Des spécialistes de la mobilité durable s’attaquent à l’auto électrique!

  • Forum
  • Le 30 septembre 2019

  • Mathieu-Robert Sauvé
De gauche à droite, Marie Grégoire, Pierre-Olivier Pineau, Sébastien Lord et Catherine Morency.

De gauche à droite, Marie Grégoire, Pierre-Olivier Pineau, Sébastien Lord et Catherine Morency.

Crédit : Benjamin Seropian

En 5 secondes

Une conférence publique sur la mobilité durable a attiré plus de 200 personnes à HEC Montréal la semaine dernière.

Les incitatifs fiscaux pour l’achat de véhicules électriques sont une mauvaise idée si l’on veut réduire nos émissions de gaz à effet de serre. En admettant que les Québécois se tournent majoritairement vers l’auto propulsée à l'électricité, on peut s’attendre à un plus grand étalement urbain et à une hausse des congestions routières. «Le seul secteur où l’on peut présumer qu’il y aura une amélioration, c’est en matière de pollution de l’air», a précisé Pierre-Olivier Pineau, professeur à HEC Montréal.

Le titulaire de la Chaire de gestion du secteur de l’énergie et porte-drapeau de l’efficacité énergétique n’y est pas allé avec le dos de la cuillère pour dénoncer l’inaction gouvernementale à l’occasion d’une conférence intitulée «Où s’en va la mobilité durable?» à HEC Montréal le 26 septembre dans le cadre du projet Construire l’avenir durablement. Catherine Morency, de Polytechnique Montréal, et Sébastien Lord, de la Faculté de l’aménagement de l’Université de Montréal, étaient les autres invités de la table ronde animée par l’ancienne députée Marie Grégoire.

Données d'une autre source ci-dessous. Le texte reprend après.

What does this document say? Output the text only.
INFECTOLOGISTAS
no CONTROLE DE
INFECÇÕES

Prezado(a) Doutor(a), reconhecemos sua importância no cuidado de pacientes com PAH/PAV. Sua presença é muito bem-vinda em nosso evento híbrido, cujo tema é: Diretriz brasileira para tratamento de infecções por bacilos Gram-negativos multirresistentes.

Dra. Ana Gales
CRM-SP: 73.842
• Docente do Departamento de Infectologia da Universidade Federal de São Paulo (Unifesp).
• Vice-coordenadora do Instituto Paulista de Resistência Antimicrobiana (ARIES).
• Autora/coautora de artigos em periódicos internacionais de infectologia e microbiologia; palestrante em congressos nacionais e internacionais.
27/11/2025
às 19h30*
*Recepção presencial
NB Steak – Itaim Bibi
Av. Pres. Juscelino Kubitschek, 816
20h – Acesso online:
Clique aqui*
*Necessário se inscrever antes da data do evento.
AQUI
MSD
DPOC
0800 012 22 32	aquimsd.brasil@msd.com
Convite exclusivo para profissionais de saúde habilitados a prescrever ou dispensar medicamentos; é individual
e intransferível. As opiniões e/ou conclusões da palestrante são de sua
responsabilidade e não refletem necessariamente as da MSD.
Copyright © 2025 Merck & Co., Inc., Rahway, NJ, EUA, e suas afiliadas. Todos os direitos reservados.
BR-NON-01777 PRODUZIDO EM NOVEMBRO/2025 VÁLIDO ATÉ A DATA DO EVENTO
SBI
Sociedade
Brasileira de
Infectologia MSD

Si l’on ne fait que remplacer le mode de propulsion des véhicules, on «investit dans le problème», a insisté M. Pineau. L’auto électrique ne compte actuellement que pour deux pour cent du total des véhicules sur les routes. Les 130 M$ que les différents paliers de gouvernement injectent dans le financement des voitures électriques auraient été mieux utilisés si on les avait consacrés aux problèmes de mobilité dans les quartiers défavorisés.

Tout ce gaspillage pourrait être réduit si l’État jouait davantage son rôle, a estimé Pierre-Olivier Pineau. Il a montré un graphique où la disparité des mesures fiscales est apparue clairement. Là où les taxes sur l’essence sont les moins élevées (au Canada et aux États-Unis, notamment), on trouve des véhicules énergivores. Le contraire s’observe, par exemple, en Italie: les taxes sont élevées, les voitures sont économes. «Je ne suis pas un partisan de l’auto individuelle. Mais je pense qu’elle devrait être limitée aux gens qui ne peuvent vraiment pas s’en passer. Ils seraient alors moins nombreux sur les routes et auraient un meilleur service. Moins d’autos individuelles signifierait de meilleures voies de communication et moins de congestion…»

Autobus coincé

La professeure Morency a abondé dans le même sens que M. Pineau en communiquant à l’auditoire plusieurs statistiques sur les problèmes que pose l’augmentation du nombre d’automobiles sur les routes. C’est le camion léger de type Ford 150, à essence évidemment, qui a été le véhicule le plus vendu l’an dernier au Québec.

Les autos individuelles sont des mécaniques complexes et coûteuses qui passent 95 % de leur vie immobiles dans un stationnement. Quand elles se déplacent, c’est le plus souvent avec une seule personne à bord. «Quand je vois un autobus comptant 50 usagers pris dans un bouchon causé par des personnes seules au volant de leur véhicule utilitaire sport, je comprends d’où vient le problème», a dit la titulaire de la Chaire Mobilité et de la Chaire de recherche du Canada sur la mobilité des personnes.

Selon elle, pour limiter les effets des changements climatiques, «il faut réduire le nombre de véhicules sur les routes, le nombre de kilomètres motorisés parcourus et le nombre de déplacements», a-t-elle résumé. L’État fonce dans le sens contraire…

La rencontre gratuite a attiré plus de 200 personnes. Une présentation des projets de recherche d’étudiants et d'étudiantes de l’Université de Montréal, de HEC Montréal et de Polytechnique Montréal avait eu lieu auparavant au rez-de-chaussée de l’immeuble de l’école de gestion.